Wobei der Großteil, nämlich acht, aus der Waffe seines Kameraden stammt.
Ein Umstand, über den nichts, nicht einmal die leiseste Andeutung, an die Öffentlichkeit dringen durfte. Dafür würden die Verantwortlichen, allen voran die Stasi, sorgen.
RIAS-Reportage über den Fluchttunnel │05. 10. 1964
RIAS: Wie haben sich die letzten … Minuten abgespielt, die ja die entscheidenden sind?
Fluchthelfer: Es ist gut gelaufen, bis eben am fraglichen Abend – in der fraglichen Nacht – als Flüchtlinge getarnt zwei Männer erschienen, die vorgaben, noch einen anderen Mann holen zu wollen oder holen zu müssen. Wir waren aber nicht sicher, ob es nun Flüchtlinge waren oder keine Flüchtlinge. Wir hatten eben das Ultimatum gestellt, innerhalb von fünf Minuten zurückzukommen mit diesen neuen Flüchtlingen.

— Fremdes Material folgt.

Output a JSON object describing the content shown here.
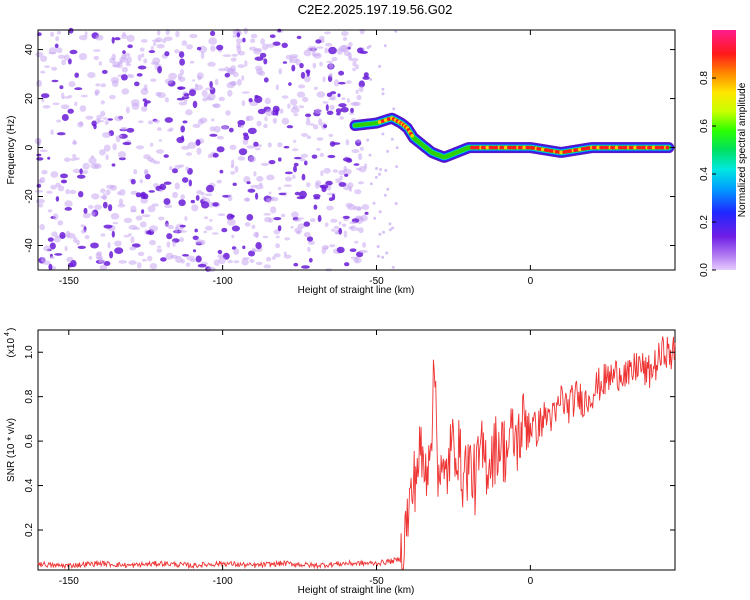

Nach fünf Minuten kamen diese Männer mit dem dritten angekündigten Mann zurück. Diese drei Leute traten dann in den Hof und forderten uns mit entsicherter Maschinenpistole auf mitzukommen. In der darauf folgenden Schrecksekunde blieben wir natürlich starr stehen, dann rannten wir über den Hof. Die Vopos eröffneten sofort – ohne jede Warnung – und ohne jeglichen Aufruf das Feuer. Ich schätze, dass etwa 100, 150 oder – ich weiß nicht, wie viel – Schüsse auf uns abgegeben worden sind in einem Hof, der nicht größer ist als vielleicht sechs Meter auf drei Meter.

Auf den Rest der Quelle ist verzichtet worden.